Opinión | Paso a paso
Feria profanada
Desde antiguo, la plaza, esa ágora vibrante que en tiempos pretéritos albergaba la palabra libre y el trueque honesto, ha sido símbolo de la comunión ciudadana. Pero hoy, en el ocaso de nuestro tiempo, asistimos a su declive bajo el yugo de los mercaderes modernos. En Córdoba, ciudad de luces pretéritas y sombras presentes, se trama un despojo que bien podría haber rubricado algún taimado senescal en las intrigas cortesanas del Siglo de Oro: la conversión del espacio público en coto cerrado de intereses privados. El Arenal, antaño lugar de ferias, sudores y promesas danzantes, se presta ahora como escenario de un festival que destila, más que música, el hedor inconfundible de la privatización.

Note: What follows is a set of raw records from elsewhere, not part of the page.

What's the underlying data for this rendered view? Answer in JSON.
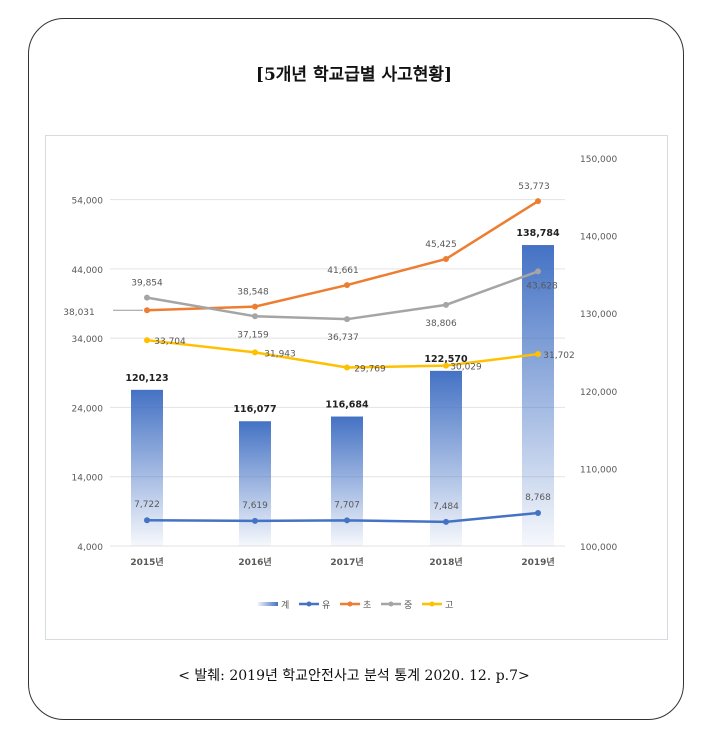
{
  "title": "[5개년 학교급별 사고현황]",
  "footer": "< 발췌: 2019년 학교안전사고 분석 통계 2020. 12. p.7>",
  "chart_data": {
    "type": "bar+line",
    "categories": [
      "2015년",
      "2016년",
      "2017년",
      "2018년",
      "2019년"
    ],
    "left_axis": {
      "ylim": [
        4000,
        60000
      ],
      "ticks": [
        4000,
        14000,
        24000,
        34000,
        44000,
        54000
      ],
      "tick_labels": [
        "4,000",
        "14,000",
        "24,000",
        "34,000",
        "44,000",
        "54,000"
      ]
    },
    "right_axis": {
      "ylim": [
        100000,
        150000
      ],
      "ticks": [
        100000,
        110000,
        120000,
        130000,
        140000,
        150000
      ],
      "tick_labels": [
        "100,000",
        "110,000",
        "120,000",
        "130,000",
        "140,000",
        "150,000"
      ]
    },
    "grid": true,
    "legend_position": "bottom",
    "series": [
      {
        "name": "계",
        "type": "bar",
        "axis": "right",
        "color": "#4472c4",
        "values": [
          120123,
          116077,
          116684,
          122570,
          138784
        ],
        "labels": [
          "120,123",
          "116,077",
          "116,684",
          "122,570",
          "138,784"
        ]
      },
      {
        "name": "유",
        "type": "line",
        "axis": "left",
        "color": "#4472c4",
        "values": [
          7722,
          7619,
          7707,
          7484,
          8768
        ],
        "labels": [
          "7,722",
          "7,619",
          "7,707",
          "7,484",
          "8,768"
        ]
      },
      {
        "name": "초",
        "type": "line",
        "axis": "left",
        "color": "#ed7d31",
        "values": [
          38031,
          38548,
          41661,
          45425,
          53773
        ],
        "labels": [
          "38,031",
          "38,548",
          "41,661",
          "45,425",
          "53,773"
        ]
      },
      {
        "name": "중",
        "type": "line",
        "axis": "left",
        "color": "#a5a5a5",
        "values": [
          39854,
          37159,
          36737,
          38806,
          43628
        ],
        "labels": [
          "39,854",
          "37,159",
          "36,737",
          "38,806",
          "43,628"
        ]
      },
      {
        "name": "고",
        "type": "line",
        "axis": "left",
        "color": "#ffc000",
        "values": [
          33704,
          31943,
          29769,
          30029,
          31702
        ],
        "labels": [
          "33,704",
          "31,943",
          "29,769",
          "30,029",
          "31,702"
        ]
      }
    ]
  }
}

El concierto estival que promete transformar El Arenal durante un mes no es sino una metáfora grotesca de nuestra era: ruidos ensordecedores que emulan vitalidad mientras sepultan la voz de quienes, habitantes del distrito sur, reclaman apenas un soplo de descanso. Aquí, como en las tragedias griegas, se esconde la ironía amarga de quienes claman por el esplendor de la cultura y reciben a cambio el estrépito de la vulgaridad. El Festival de la Guitarra, joya cultural de Córdoba, languidece en las mismas fechas, como si el choque de acordes y decibelios no fuera sino una representación de la discordia que amenaza con arrasar todo vestigio de nobleza artística.
El Movimiento Ciudadano ha denunciado la medida como un ejercicio de «política de hechos consumados». Y, en efecto, parece que asistimos a un rito de desposesión donde la consulta ciudadana, ese frágil relicario democrático, se ve suplantada por decisiones unilaterales que desprecian los ideales de participación colectiva. Es como si, en un eco de Rebelión en la Granja, se hubiese cambiado la consigna del ágora: de «todo para el pueblo» a «todo para el mercado».
El Arenal, que según los planes debía erigirse como recinto ferial permanente, se convierte ahora en un limbo entre promesa incumplida y presente degradado. La privatización de su suelo no es solo un agravio económico o logístico, sino una traición espiritual: la renuncia a imaginar espacios donde la ciudadanía se reconozca y reencuentre. Aquí, como en la poética de Hölderlin, «donde hay peligro, crece también lo que salva»; pero en nuestra desidia colectiva, solo parece prosperar el peligro.
Quienes aplauden este festival, con sus luces cegadoras y fanfarrias, deberían recordar que detrás del oropel se esconde un deterioro de la vida vecinal, un ataque al descanso que es, en última instancia, un atentado contra la dignidad humana. En la historia, las civilizaciones que sacrificaron lo común en aras del lucro privado siempre terminaron por erosionarse desde dentro, como las columnas del Partenón corroídas por los siglos y la barbarie. Córdoba, ciudad de poetas y filósofos, merece algo más que esta feria profanada, este simulacro de esplendor que no alimenta el espíritu, sino que lo somete al estruendo de la decadencia.